Marlborough’s Jubilee Centre on the High Street has built an enviable reputation over the years for creating a community of elder members from the town and surrounding area, offering them entertainment, purpose, activity, interaction – as well as regular meals and drinks. And of course transport from home to centre and back again.
The Jubilee Centre looks after its members. Many will be living on their own with no close family nearby, or in certain cases no family at all. But others who come in to the centre on a very regular basis will have their own (adjacent) family, neighbourhood groups and friends, and they still come in because they value and enjoy the community that the centre provides.
For years the centre has been part-funded by grant from Wiltshire Council. Members pay as well but what comes from Wiltshire Council is vital. But grant funding, a legacy carried over from the days of Kennet District Council isn’t a method of support that the Council (Wiltshire) wishes to entertain going forward. So Marlborough’s Jubilee Centre, along, we understand with the Enablement Hub, formerly New Road Day Centre (which moved to the Marlborough Town Football club premises last October) will, as from the next financial year (starting in April) have their annual grant cut from (in the case of The Jubilee Centre) £30,000 to £15,000. Halved. And nothing the following year.
However, that is designed to cover the just first half of this coming year, and not to give a sudden shock. If this were to cover the entire year the Jubilee Centre would not be able to exist as it currently does. Marlborough’s elderly community would suffer greatly, many members who are still in independent living may be forced into social care – a vastly more expensive option – and an important and valuable element of the members’ routines and daily lives would disappear.
Hopefully this won’t happen as Wiltshire Council will be replacing the grant system with what is described as an ‘Open Framework’, where lunch clubs and friendship groups such as the Jubilee and (former) New Road Day (now ‘Enablement Hub’) centres are made ‘more accountable’ for what they receive.
What are the criteria for accountability? In mid-January notification was sent by Wiltshire to both Centres (and to other friendship groups and luncheon clubs across the County) informing them of the impending change. The notification stated that ‘we (the Council) want to provide more personalised options that benefit those who most need our support’. It went on to detail the criteria by which funding level will be assessed and judged. This comprises:
- Focus on the strengths and potential of people
- Make a positive difference in people’s lives
- Increase choice and control
- Help people develop their life skills
“That’s exactly what we do already and have done since we started” explained Sally Wolfenden, Chair of Trustees at The Jubilee Centre when asked about how the proposed funding change might affect the centre.

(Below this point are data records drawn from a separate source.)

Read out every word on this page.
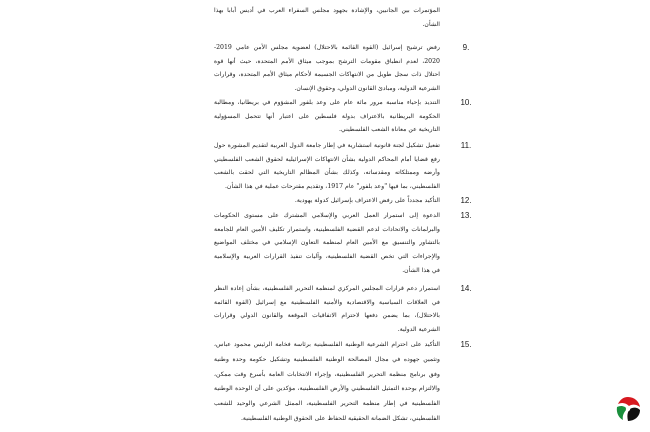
المؤتمرات بين الجانبين، والإشادة بجهود مجلس السفراء العرب في أديس أبابا بهذا
الشأن.
9.
رفض ترشيح إسرائيل (القوة القائمة بالاحتلال) لعضوية مجلس الأمن عامي 2019-
2020، لعدم انطباق مقومات الترشح بموجب ميثاق الأمم المتحدة، حيث أنها قوة
احتلال ذات سجل طويل من الانتهاكات الجسيمة لأحكام ميثاق الأمم المتحدة، وقرارات
الشرعية الدولية، ومبادئ القانون الدولي، وحقوق الإنسان.
10.
التنديد بإحياء مناسبة مرور مائة عام على وعد بلفور المشؤوم في بريطانيا، ومطالبة
الحكومة البريطانية بالاعتراف بدولة فلسطين على اعتبار أنها تتحمل المسؤولية
التاريخية عن معاناة الشعب الفلسطيني.
11.
تفعيل تشكيل لجنة قانونية استشارية في إطار جامعة الدول العربية لتقديم المشورة حول
رفع قضايا أمام المحاكم الدولية بشأن الانتهاكات الإسرائيلية لحقوق الشعب الفلسطيني
وأرضه وممتلكاته ومقدساته، وكذلك بشأن المظالم التاريخية التي لحقت بالشعب
الفلسطيني، بما فيها "وعد بلفور" عام 1917، وتقديم مقترحات عملية في هذا الشأن.
12.
التأكيد مجدداً على رفض الاعتراف بإسرائيل كدولة يهودية.
13.
الدعوة إلى استمرار العمل العربي والإسلامي المشترك على مستوى الحكومات
والبرلمانات والاتحادات لدعم القضية الفلسطينية، واستمرار تكليف الأمين العام للجامعة
بالتشاور والتنسيق مع الأمين العام لمنظمة التعاون الإسلامي في مختلف المواضيع
والإجراءات التي تخص القضية الفلسطينية، وآليات تنفيذ القرارات العربية والإسلامية
في هذا الشأن.
14.
استمرار دعم قرارات المجلس المركزي لمنظمة التحرير الفلسطينية، بشأن إعادة النظر
في العلاقات السياسية والاقتصادية والأمنية الفلسطينية مع إسرائيل (القوة القائمة
بالاحتلال)، بما يضمن دفعها لاحترام الاتفاقيات الموقعة والقانون الدولي وقرارات
الشرعية الدولية.
15.
التأكيد على احترام الشرعية الوطنية الفلسطينية برئاسة فخامة الرئيس محمود عباس،
وتثمين جهوده في مجال المصالحة الوطنية الفلسطينية وتشكيل حكومة وحدة وطنية
وفق برنامج منظمة التحرير الفلسطينية، وإجراء الانتخابات العامة بأسرع وقت ممكن،
والالتزام بوحدة التمثيل الفلسطيني والأرض الفلسطينية، مؤكدين على أن الوحدة الوطنية
الفلسطينية في إطار منظمة التحرير الفلسطينية، الممثل الشرعي والوحيد للشعب
الفلسطيني، تشكل الضمانة الحقيقية للحفاظ على الحقوق الوطنية الفلسطينية.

“We create a community for our members” she added, explaining that the service they provide to everyone attending is home door to home door. With company, entertainment, meals and friends engagement filling in the time between pick up in the morning and drop off in the afternoon. Transport is part of that service, a vital part.
“We believe that we are providing exactly what Wiltshire Council say they need” stated Sally. The national debate of the cost of Social Care against Health is raging at present and were the Jubilee Centre to have to cut membership, or even close completely, the amount spent in grant or ‘open framework’ support would be dwarfed by the additional cost of the social care needs required even by only a small proportion of the current membership were their daily routines to be taken away. “We are accountable” she said, adding that this had always potentially been so had it been required as a condition of the grant funding process. But it wasn’t.
“We need more members” added Sally when asked about the issues other than immediate funding that face the Centre. “We create independence for our members” she said, adding that the real task for the centre is to reach neighbours, relatives, friends and associates of the gradually ageing people in the Marlborough community. To tell them about the Jubilee Centre so that they can let their relative(s) or friend(s) discover a new lease of life by frequent visits to the Centre, and “give them a new and different purpose in life through the activities with new (and old) friends who also come in on a regular basis”. Adding as an example “Board games is a new activity on Wednesday afternoons, open to young and young at heart (that’s important to attract both new members and new volunteers. Not just more older people crossing the threshold!) and we might even introduce Ma Jong”.
Volunteers are integral to the everyday operation of the centre. As well as becoming involved in the Jubilee Centre community and engaging in activities such as playing board games, they engage members by helping maintain some level of independence for the members, visiting shops, the Post Office, banks and more, and even enabling members to reach these places by wheelchair if necessary. All part of a normal Jubilee Centre day.
The Jubilee Centre is open to any member of Marlborough’s older community but also to those younger as well who could volunteer. “We want people who could help the centre, and could be helped by the centre” Sally noted, emphasising how Jubilee is there for everyone, not just the elderly in the community, but for all and for those of every background and experience.